The lexA-peptide library was created in a similar manner to the lexA-GFP/peptide library except that the sequence downstream of the random insert contained stop codons in all three reading frames. A total of 1.5 × 106 independent clones (of which over 95% contain random peptides) were selected to indentify transcriptionally active peptides.
pVT725 was created by replacing the ampicillin resistance cassette on pLexA (Clontech) with a kanamycin resistance gene (obtained from pGBKT7 (Clontech) by PCR) via homologous recombination in yeast.
The CAS peptide was transferred to pLexA as follows: Two complementary oligos which encoded the 11 amino acid CAS peptide (oVT2899: AATTCTGGAGCTTCTGGATCCAAGAATGGAATCAAAGTTAAG, and oVT2900: GGCCGCTTAACTTTGATTCCATTCTTGGATCCAGAAGCTCCAG) were annealed in PCR buffer and cloned using standard methods into pVT725 via EcoRI and NotI restriction sites.
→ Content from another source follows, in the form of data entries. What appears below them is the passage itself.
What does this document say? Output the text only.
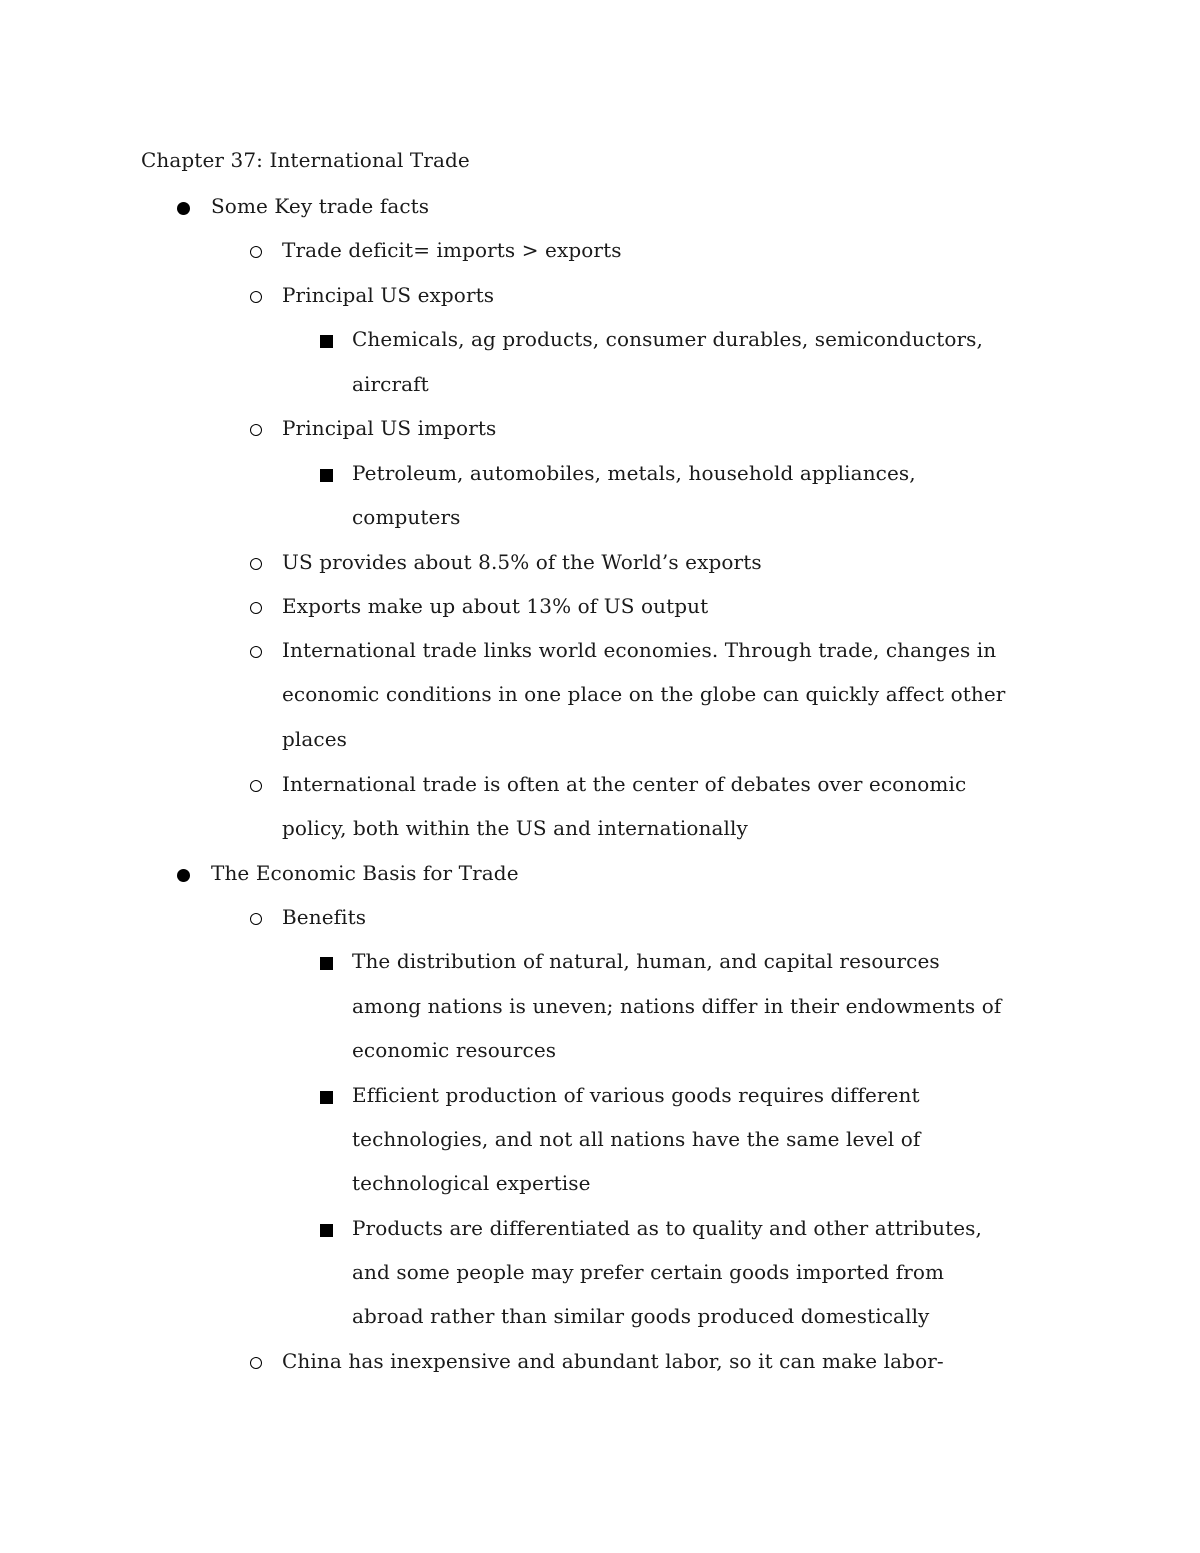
Chapter 37: International Trade
Some Key trade facts
Trade deficit= imports > exports
Principal US exports
Chemicals, ag products, consumer durables, semiconductors,
aircraft
Principal US imports
Petroleum, automobiles, metals, household appliances,
computers
US provides about 8.5% of the World’s exports
Exports make up about 13% of US output
International trade links world economies. Through trade, changes in
economic conditions in one place on the globe can quickly affect other
places
International trade is often at the center of debates over economic
policy, both within the US and internationally
The Economic Basis for Trade
Benefits
The distribution of natural, human, and capital resources
among nations is uneven; nations differ in their endowments of
economic resources
Efficient production of various goods requires different
technologies, and not all nations have the same level of
technological expertise
Products are differentiated as to quality and other attributes,
and some people may prefer certain goods imported from
abroad rather than similar goods produced domestically
China has inexpensive and abundant labor, so it can make labor-
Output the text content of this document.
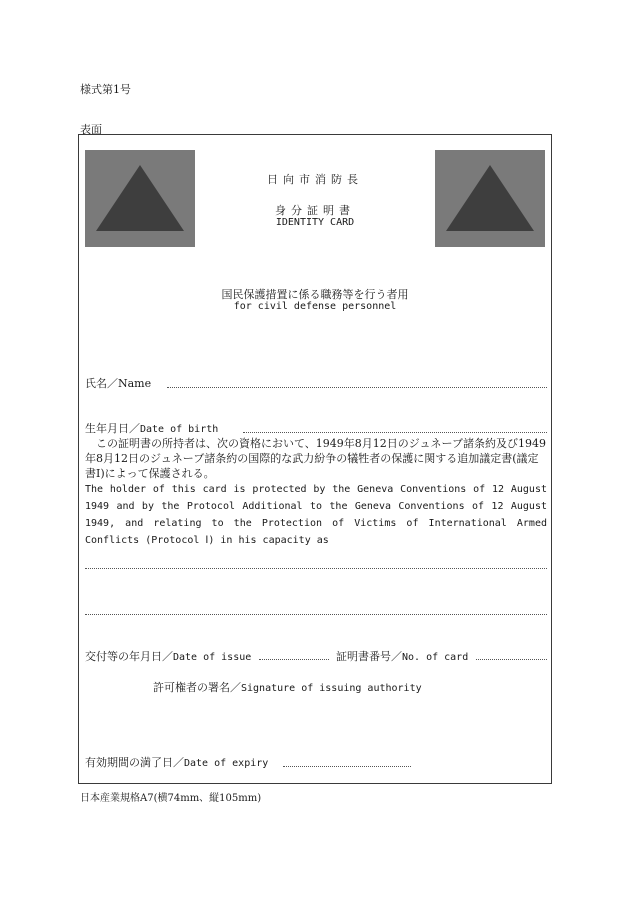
様式第1号
表面
日向市消防長
身分証明書
IDENTITY CARD
国民保護措置に係る職務等を行う者用
for civil defense personnel
氏名／Name
生年月日／Date of birth
この証明書の所持者は、次の資格において、1949年8月12日のジュネーブ諸条約及び1949年8月12日のジュネーブ諸条約の国際的な武力紛争の犠牲者の保護に関する追加議定書(議定書Ⅰ)によって保護される。
The holder of this card is protected by the Geneva Conventions of 12 August 1949 and by the Protocol Additional to the Geneva Conventions of 12 August 1949, and relating to the Protection of Victims of International Armed Conflicts (Protocol Ⅰ) in his capacity as
交付等の年月日／Date of issue	証明書番号／No. of card
許可権者の署名／Signature of issuing authority
有効期間の満了日／Date of expiry
日本産業規格A7(横74mm、縦105mm)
This resulted in the fusion of the CAS peptide onto the C-terminus of lexA.
Transcriptionally active peptides were selected by transforming yVT87 with the appropriate peptide library and selecting for transformants on plates lacking histidine. Transformants were then pooled and transferred onto plates lacking histidine and leucine in order to select for peptide sequences capable of activating the lexA-operator-driven LEU2 reporter. DNA encoding peptides of interest was amplified by PCR using oligos flanking the insert and sequenced using an ABI 377 automated DNA sequencer (Applied Biosystems). Plasmids were retested by isolation from yeast using the phenol/glass bead method followed by electroporation into bacteria . The plasmids were then isolated from bacteria using a commercial DNA miniprep kit (Qiagen) and re-transformed in to yVT87.
We are grateful to C. Wang for help with computer analysis.